Béatrice da Ros: «Trop de concours dans le monde»

Béatrice da Ros: «Trop de concours dans le monde»

«Il y a trop de concours qui priment
des vins dans le monde!»

Le dixième concours des Vinalies internationales, à Paris a eu lieu à mi-février. Bilan avec Béatrice da Ros, directrice de l'Union française des œnologues et présidente de la Fédération des (dix) grands concours internationaux, auquel appartient le Mondial du Pinot noir, à Sierre.
De retour des Vinalies de Paris, Pierre Thomas
Chardonnay du monde, Riesling du monde, bientôt Mondial du rosé et Mondial du tempranillo… Les concours se multiplient. N'y en-a-t-il pas trop?
Oui, et ça nous inquiète. Par exemple, nous, les Oenologues de France, nous avons lancé le Mondial du rosé, en avril à Cannes, pour éviter qu'un autre organisateur le fasse. Nous sommes conscients que nous arrivons à un point de rupture. Ensuite, il y aura une sélection naturelle. Les producteurs de vin ne participent à un concours que quand ils sont certains d'avoir des retombées.
Comment le consommateur peut-il s'y retrouver, lorsqu'il voit une médaille d'or collée sur une bouteille?
La multiplication des concours est aussi une tromperie pour le client. On sait qu'en France, le consommateur achète plus facilement un vin médaillé. Son prix augmente et il trouve preneur, des études l'ont démontré.
Cette année, les vins suisses ont concouru en force (lire l'éclairage ci-dessous). Vu de Paris, pourquoi un tel engouement?
D'abord, il y a la proximité du marché, même si peu de monde sait que la Suisse produit du vin. Ensuite, les vignerons helvétiques sollicitent la reconnaissance de la France. Je suis surprise des résultats obtenus. Il faut le dire haut et fort: les vins rouges suisses sont remarquables. La Suisse, c'est les vins rouges!
En convoquant des dégustateurs de toute la planète, les concours ne favorisent-ils pas un goût international?
Je ne crois pas au «goût international». Les dégustateurs changent. Il y a 40% d'habitués entre Paris, Montréal ou Vérone. Chacun juge avec ses propres convictions. La confrontation vous amène aussi à voir les choses différemment. Si vous n'aimez pas le boisé dans un vin, vous le dites, mais vous saurez pourquoi d'autres l'apprécient. La dégustation est une école de modestie, et on apprend toujours quelque chose autour d'une table.
A condition de discuter des vins, ce que vous faites à Paris! Pourquoi ne pas se contenter d'une note?
Dès le début, il y a dix ans, nous avons fait une synthèse des commentaires des sept dégustateurs autour de chaque table*. Nous ne serons jamais des machines à déguster. De la discussion naît un enrichissement: à table, une bouteille fait le tour du monde en dix minutes. Je suis opposée à la seule fiche où le dégustateur met des petites croix, comme à la bataille navale.
Après dix ans, les Vinalies internationales ont-elles toujours leur raison d'être?
Plus que jamais! Pour deux raisons. D'abord, pour les producteurs, elles permettent une reconnaissance de la France, à vieille tradition viticole. Ce sentiment vaut pour la Vieille Europe mais est aussi sollicité par les vins du Nouveau Monde. Ensuite, pour le grand public, la récompense signale un produit, ce qui va le sécuriser. Le consommateur est aujourd'hui perdu et n'a plus de repère dans le monde globalisé.

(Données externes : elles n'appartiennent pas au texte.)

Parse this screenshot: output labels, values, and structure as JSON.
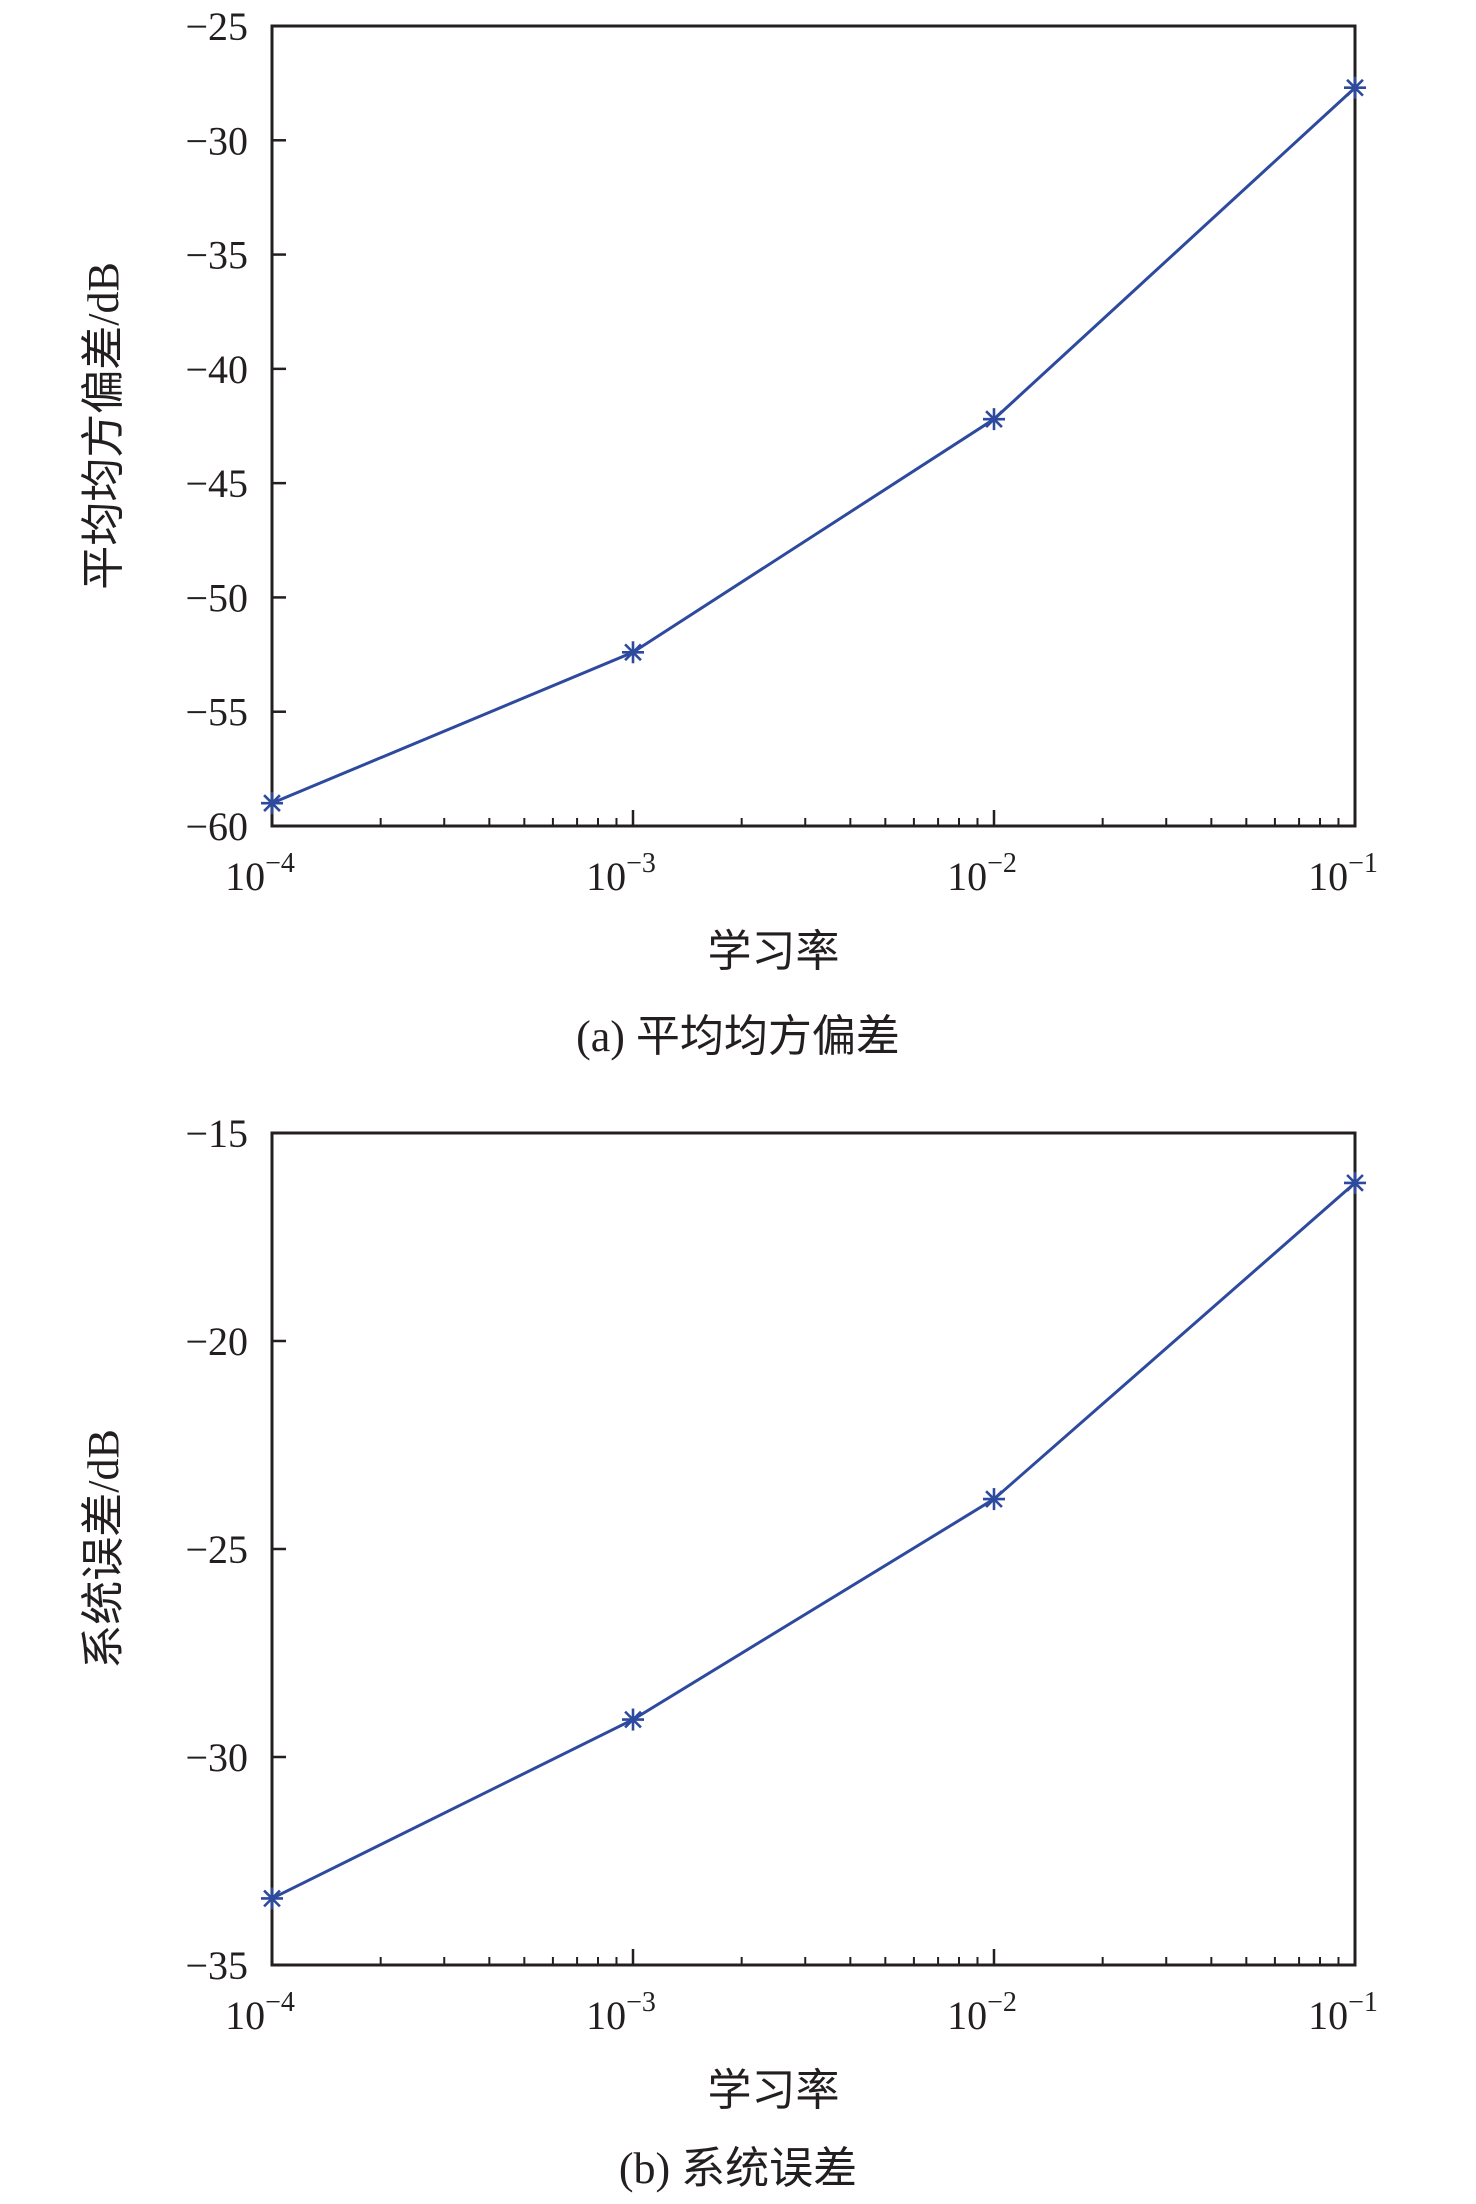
{
  "colors": {
    "series": "#2e4a9e",
    "axis": "#231f20"
  },
  "chart_data": [
    {
      "type": "line",
      "caption": "(a) 平均均方偏差",
      "xlabel": "学习率",
      "ylabel": "平均均方偏差/dB",
      "xscale": "log",
      "xlim": [
        0.0001,
        0.1
      ],
      "ylim": [
        -60,
        -25
      ],
      "yticks": [
        -25,
        -30,
        -35,
        -40,
        -45,
        -50,
        -55,
        -60
      ],
      "xticks": [
        {
          "base": "10",
          "exp": "−4",
          "value": 0.0001
        },
        {
          "base": "10",
          "exp": "−3",
          "value": 0.001
        },
        {
          "base": "10",
          "exp": "−2",
          "value": 0.01
        },
        {
          "base": "10",
          "exp": "−1",
          "value": 0.1
        }
      ],
      "marker": "asterisk",
      "grid": false,
      "series": [
        {
          "x": [
            0.0001,
            0.001,
            0.01,
            0.1
          ],
          "values": [
            -59.0,
            -52.4,
            -42.2,
            -27.7
          ]
        }
      ]
    },
    {
      "type": "line",
      "caption": "(b) 系统误差",
      "xlabel": "学习率",
      "ylabel": "系统误差/dB",
      "xscale": "log",
      "xlim": [
        0.0001,
        0.1
      ],
      "ylim": [
        -35,
        -15
      ],
      "yticks": [
        -15,
        -20,
        -25,
        -30,
        -35
      ],
      "xticks": [
        {
          "base": "10",
          "exp": "−4",
          "value": 0.0001
        },
        {
          "base": "10",
          "exp": "−3",
          "value": 0.001
        },
        {
          "base": "10",
          "exp": "−2",
          "value": 0.01
        },
        {
          "base": "10",
          "exp": "−1",
          "value": 0.1
        }
      ],
      "marker": "asterisk",
      "grid": false,
      "series": [
        {
          "x": [
            0.0001,
            0.001,
            0.01,
            0.1
          ],
          "values": [
            -33.4,
            -29.1,
            -23.8,
            -16.2
          ]
        }
      ]
    }
  ]
}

*Les commentaires paraissent en mai chez Hachette sous le titre «1000 vins du monde, la sélection des œnologues» (un guide de 400 pages)

Eclairage
Un autre regard sur la Suisse

Nos vignerons vont chercher à l'étranger la notoriété qu'ils n'ont pas encore en Suisse. A Paris, sur 2300 vins dégustés, avec 94 échantillons librement présentés, quantitativement, la Suisse, sur 35 pays, se plaçait derrière l'Espagne (210 vins) et le Chili (174) et la France, bien sûr, avec 1052 vins. Elle a raflé 9 des 177 médailles d'or et 22 des 502 d'argent. L'Ermitage des frères Rouvinez, à Sierre, s'est même imposé comme le vin blanc sec le mieux noté du concours. Les autres vins médaillés d'or témoignent de la mutation du vignoble suisse. Ainsi les trois genevois, l'effervescent Baccarat Prestige de la Cave de Genève, le merlot de la Caves des Baillets, à Russin et la syrah du Clos des Pins, à Dardagny, et pour l'assemblage blanc en fût «Blanc fumé Tradition» de l'Association viticole d'Ollon (VD). De même pour les valaisans, la Petite Arvine du Domaine la Glapière (René Favre et fils) à Chamoson et les trois de Provins-Valais. Au plus haut niveau, deux rouges, la cuvée de prestige «Mémoire du Temps 2001», faite de diolinoir (nouveau cépage propre à la Suisse), l'assemblage «Rouge d'enfer» 2002, et un blanc, le Heida 2002 de la ligne Maître de chais. Trois vins signés de l'œnologue vedette de la coopérative valaisanne, Madeleine Gay, qui se réjouit de ce succès: «Parfois en Valais, on dit de mes vins rouges qu'ils sont concentrés et tanniques. Les dégustateurs internationaux les apprécient. Je suis vraiment contente.»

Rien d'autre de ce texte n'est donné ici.